Escritos por Manoel Alvares Da Congregação do Oratorio do Porto; Que Os Dedica Ao Serenissimo Senhor D. Gaspar, Arcebispo Primáz das Hespanhas, Senhor de Braga &c. &c. &c. PORTO: Na Officina de Francisco Mendes Lima, Anno de 1760. Com todas as licenças necessarias. E Privilegio Real.
De 14,5x10 cm. Com [xvi], 320 págs. Encadernação da época inteira de pele, com rótulo vermelho, nervos e ferros a ouro na lombada. Cortes das folhas carminados.
Impressão ornamentada com um belo cabeção xilogravado com as armas reais na dedicatória.
Exemplar com falta das págs. 231-234, correspondentes a parte da Conferência III sobre as figuras e modos silogísticos.
Obra rara.
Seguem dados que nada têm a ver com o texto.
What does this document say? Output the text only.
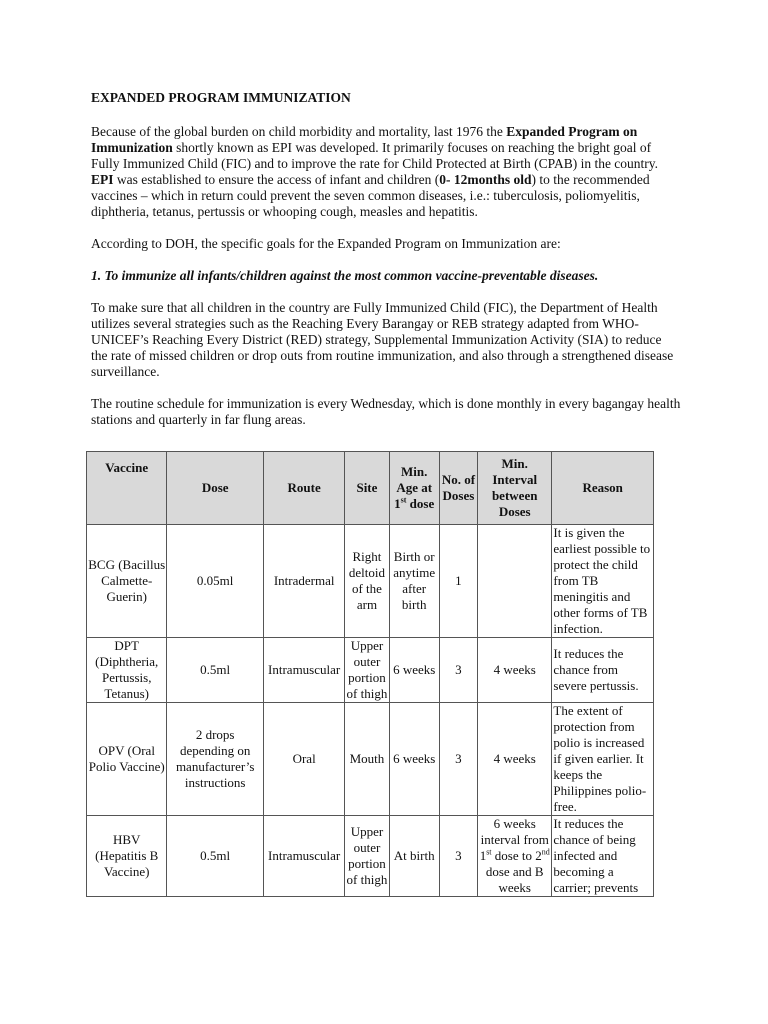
EXPANDED PROGRAM IMMUNIZATION

Because of the global burden on child morbidity and mortality, last 1976 the Expanded Program on Immunization shortly known as EPI was developed. It primarily focuses on reaching the bright goal of Fully Immunized Child (FIC) and to improve the rate for Child Protected at Birth (CPAB) in the country. EPI was established to ensure the access of infant and children (0- 12months old) to the recommended vaccines – which in return could prevent the seven common diseases, i.e.: tuberculosis, poliomyelitis, diphtheria, tetanus, pertussis or whooping cough, measles and hepatitis.

According to DOH, the specific goals for the Expanded Program on Immunization are:

1. To immunize all infants/children against the most common vaccine-preventable diseases.

To make sure that all children in the country are Fully Immunized Child (FIC), the Department of Health utilizes several strategies such as the Reaching Every Barangay or REB strategy adapted from WHO-UNICEF’s Reaching Every District (RED) strategy, Supplemental Immunization Activity (SIA) to reduce the rate of missed children or drop outs from routine immunization, and also through a strengthened disease surveillance.

The routine schedule for immunization is every Wednesday, which is done monthly in every bagangay health stations and quarterly in far flung areas.

Vaccine	Dose	Route	Site	Min. Age at 1st dose	No. of Doses	Min. Interval between Doses	Reason
BCG (Bacillus Calmette-Guerin)	0.05ml	Intradermal	Right deltoid of the arm	Birth or anytime after birth	1		It is given the earliest possible to protect the child from TB meningitis and other forms of TB infection.
DPT (Diphtheria, Pertussis, Tetanus)	0.5ml	Intramuscular	Upper outer portion of thigh	6 weeks	3	4 weeks	It reduces the chance from severe pertussis.
OPV (Oral Polio Vaccine)	2 drops depending on manufacturer’s instructions	Oral	Mouth	6 weeks	3	4 weeks	The extent of protection from polio is increased if given earlier. It keeps the Philippines polio-free.
HBV (Hepatitis B Vaccine)	0.5ml	Intramuscular	Upper outer portion of thigh	At birth	3	6 weeks interval from 1st dose to 2nd dose and B weeks	It reduces the chance of being infected and becoming a carrier; prevents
Conheceu uma segunda edição na mesma oficina portuense em 1768. Manual de lógica redigido em forma dialogística por um congregado do Oratório do Porto, dedicado a D. Gaspar de Bragança, Arcebispo de Braga. A licença do Santo Ofício, datada de 25 de Janeiro de 1760, condicionou a impressão à remoção dos elogios que o autor dirigia a Locke, Leclerc, Wolff e Newton, designados como «Claríssimos, Sapientíssimos, portentos da ciência» — restrição que testemunha a tensão entre a abertura filosófica dos oratorianos e os limites impostos pela censura inquisitorial.
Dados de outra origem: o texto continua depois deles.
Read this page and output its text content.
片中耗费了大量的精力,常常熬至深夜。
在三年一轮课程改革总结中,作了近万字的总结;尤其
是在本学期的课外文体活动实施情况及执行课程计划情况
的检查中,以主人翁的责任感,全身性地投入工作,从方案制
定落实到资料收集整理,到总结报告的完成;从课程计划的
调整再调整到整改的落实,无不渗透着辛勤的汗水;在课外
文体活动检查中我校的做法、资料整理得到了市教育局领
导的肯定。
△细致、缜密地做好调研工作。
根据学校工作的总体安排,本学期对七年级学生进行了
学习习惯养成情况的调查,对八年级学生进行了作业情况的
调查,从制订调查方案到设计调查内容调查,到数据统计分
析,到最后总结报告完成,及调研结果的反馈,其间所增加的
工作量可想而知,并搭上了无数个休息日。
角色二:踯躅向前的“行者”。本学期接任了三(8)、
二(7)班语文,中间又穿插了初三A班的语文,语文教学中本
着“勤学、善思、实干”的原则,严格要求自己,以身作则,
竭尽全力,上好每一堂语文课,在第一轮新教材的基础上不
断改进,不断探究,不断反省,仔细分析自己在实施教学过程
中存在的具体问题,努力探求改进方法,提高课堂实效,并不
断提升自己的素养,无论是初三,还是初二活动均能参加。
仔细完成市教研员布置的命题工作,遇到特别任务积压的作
A obra organiza-se em quatro conferências, precedidas de uma introdução em que os dois interlocutores — Fábio, homem versado em ciências retirado no campo, e Florêncio, mancebo desprovido de estudos — estabelecem o quadro dialogístico. As conferências tratam, respectivamente, das ideias, dos juízos, dos discursos (silogismos) e do método, concluindo com um apêndice sobre a lógica de Descartes e Newton. No prólogo, o autor demarca-se expressamente da lógica escolástica, que considera própria «para perturbar a nossa mente e diminuir o nosso engenho», alinhando-se com a tradição de Bacon, Descartes, Locke e Genovesi. O uso do português e do método dialogístico justifica-se pela intenção de alcançar «pessoas destituídas de estudos», conferindo à obra um carácter pedagógico e divulgativo.
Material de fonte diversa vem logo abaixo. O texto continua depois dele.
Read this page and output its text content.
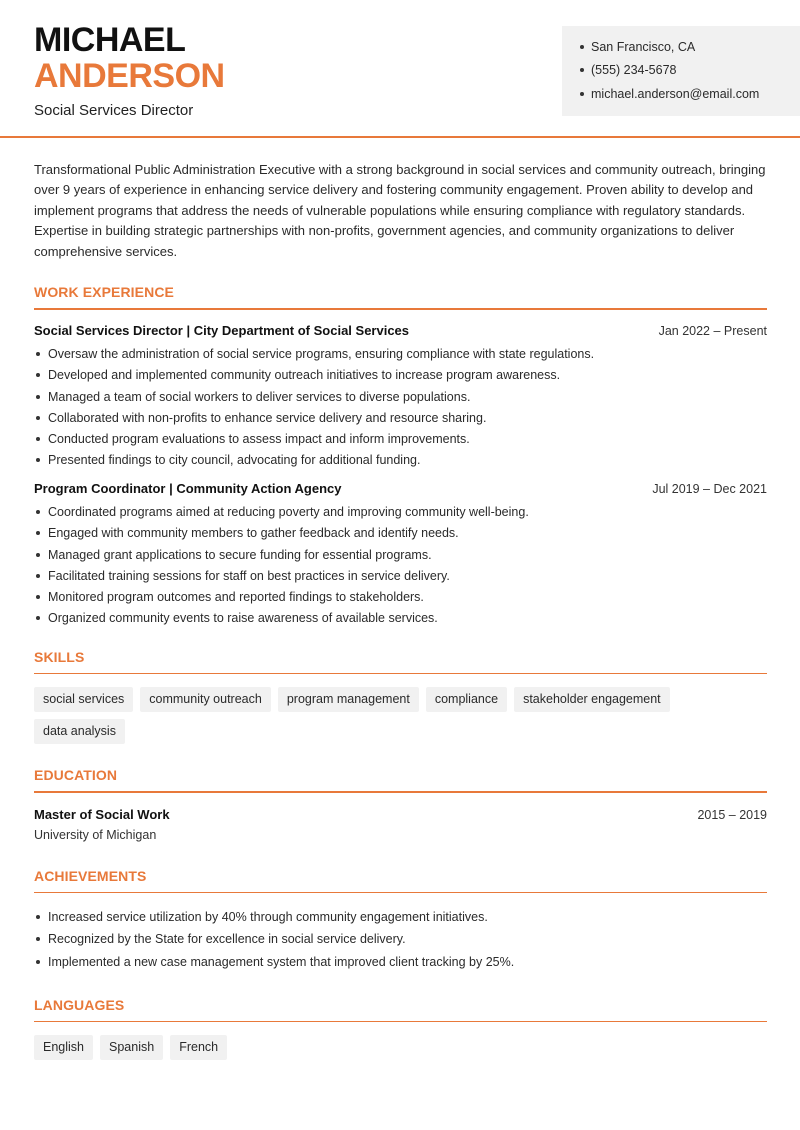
MICHAEL
ANDERSON
Social Services Director
San Francisco, CA
(555) 234-5678
michael.anderson@email.com

Transformational Public Administration Executive with a strong background in social services and community outreach, bringing over 9 years of experience in enhancing service delivery and fostering community engagement. Proven ability to develop and implement programs that address the needs of vulnerable populations while ensuring compliance with regulatory standards. Expertise in building strategic partnerships with non-profits, government agencies, and community organizations to deliver comprehensive services.

WORK EXPERIENCE
Social Services Director | City Department of Social Services	Jan 2022 – Present
Oversaw the administration of social service programs, ensuring compliance with state regulations.
Developed and implemented community outreach initiatives to increase program awareness.
Managed a team of social workers to deliver services to diverse populations.
Collaborated with non-profits to enhance service delivery and resource sharing.
Conducted program evaluations to assess impact and inform improvements.
Presented findings to city council, advocating for additional funding.
Program Coordinator | Community Action Agency	Jul 2019 – Dec 2021
Coordinated programs aimed at reducing poverty and improving community well-being.
Engaged with community members to gather feedback and identify needs.
Managed grant applications to secure funding for essential programs.
Facilitated training sessions for staff on best practices in service delivery.
Monitored program outcomes and reported findings to stakeholders.
Organized community events to raise awareness of available services.
SKILLS
social services	community outreach	program management	compliance	stakeholder engagement
data analysis
EDUCATION
Master of Social Work	2015 – 2019
University of Michigan
ACHIEVEMENTS
Increased service utilization by 40% through community engagement initiatives.
Recognized by the State for excellence in social service delivery.
Implemented a new case management system that improved client tracking by 25%.
LANGUAGES
English	Spanish	French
Páginas preliminares com dedicatória a D. Gaspar de Bragança, prólogo do autor, licenças do Santo Ofício, Ordinário e Paço, errata e índice de matérias.
Manuel Álvares de Queiroz (Vila Nova de Gaia, 1739 – 1777) foi presbítero da Congregação do Oratório do Porto, da qual viria a sair, retomando então o apelido de família. Publicou também «História da Criação do Mundo» (Porto, 1762), elogiada na «Gazeta Literária» como «uma das boas na Europa». Segundo Inocêncio, desconhecem-se dados pormenorizados sobre a sua naturalidade e óbito.
Ref.:
Catálogo BNP, Cota: S.A. 952 P.
Inocêncio V, 352-353, n.º 64.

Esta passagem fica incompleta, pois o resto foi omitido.